Investigators sent the dead man's remains to the Alabama Department of Forensic Sciences for examination, but Coroner Chad Harless said authorities may never know what killed Israel Pope Jr., who would have turned 97 this month.

"I feel it's not likely we're going to be able to make a decision on (the cause of death) because of a lack of evidence," said Harless.

Pope was a lifelong resident of Pickensville, a town of about 660 people near the Mississippi line, 100 miles west of Birmingham.

Pope shared a home with his 97-year-old wife less than a half-mile from the trailer where the dogs lived.

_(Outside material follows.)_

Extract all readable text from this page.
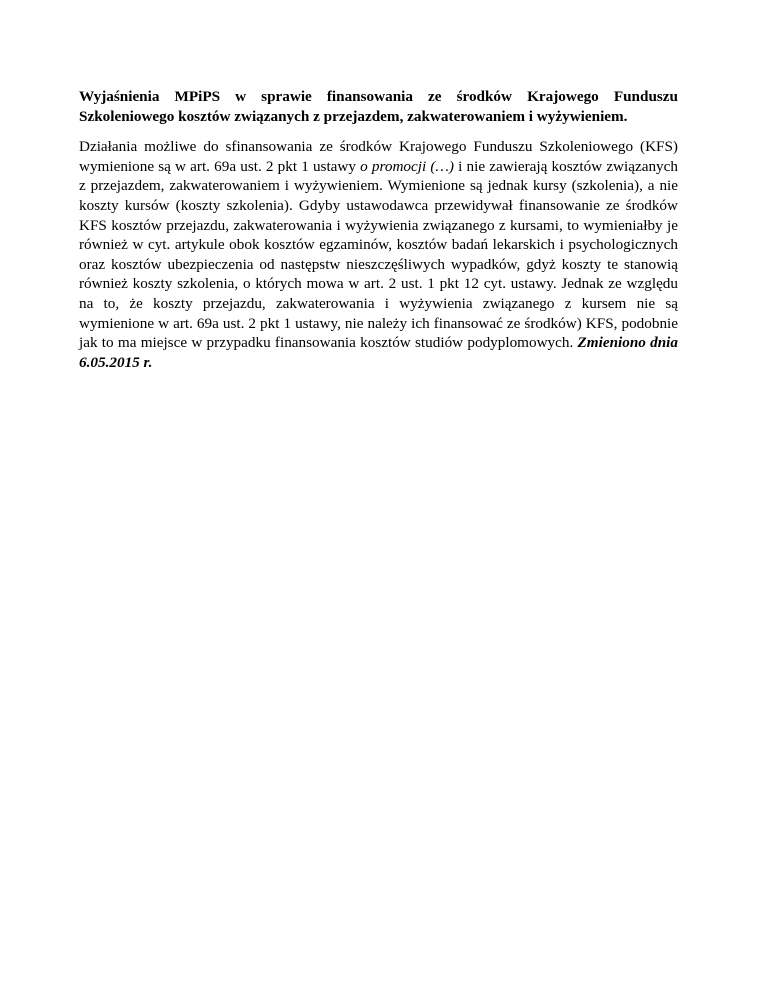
Wyjaśnienia MPiPS w sprawie finansowania ze środków Krajowego Funduszu Szkoleniowego kosztów związanych z przejazdem, zakwaterowaniem i wyżywieniem.

Działania możliwe do sfinansowania ze środków Krajowego Funduszu Szkoleniowego (KFS) wymienione są w art. 69a ust. 2 pkt 1 ustawy o promocji (…) i nie zawierają kosztów związanych z przejazdem, zakwaterowaniem i wyżywieniem. Wymienione są jednak kursy (szkolenia), a nie koszty kursów (koszty szkolenia). Gdyby ustawodawca przewidywał finansowanie ze środków KFS kosztów przejazdu, zakwaterowania i wyżywienia związanego z kursami, to wymieniałby je również w cyt. artykule obok kosztów egzaminów, kosztów badań lekarskich i psychologicznych oraz kosztów ubezpieczenia od następstw nieszczęśliwych wypadków, gdyż koszty te stanowią również koszty szkolenia, o których mowa w art. 2 ust. 1 pkt 12 cyt. ustawy. Jednak ze względu na to, że koszty przejazdu, zakwaterowania i wyżywienia związanego z kursem nie są wymienione w art. 69a ust. 2 pkt 1 ustawy, nie należy ich finansować ze środków) KFS, podobnie jak to ma miejsce w przypadku finansowania kosztów studiów podyplomowych. Zmieniono dnia 6.05.2015 r.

Another man who lived beside the trailer claimed to own some of the dogs and fed them, as did Pope occasionally, Abston said. But the animals didn't get enough food, drank water out of a stagnant ditch and were so wild no one could pet them, he said.

The man was cooperating with investigators, and no charges appeared likely.

Abston declined comment on how officers killed the dogs, which he said easily could have overpowered the elderly man.

"Some of them were big dogs," said Abston.

Pope's wife is in frail health and couldn't recall exactly the last time she saw him, Abston said. Other relatives reported him missing on Monday, three days after they last saw him.

A team using search dogs located some of the man's remains Monday afternoon near the ditch the dogs used for drinking water. More bones, plus bits of cloth that appeared to be clothing, were found near the trailer where the dogs lived, the sheriff said.

The ditch was near a trail that Pope traveled regularly to visit a nephew, Abston said.

"He may have been going there. We just don't know," he said.

A relative said Pope was a retired manufacturing worker.

"He loved church, his church family, and he loved farming and gardening," great-niece Laverne Manning told The Tuscaloosa News, which first reported the man's death.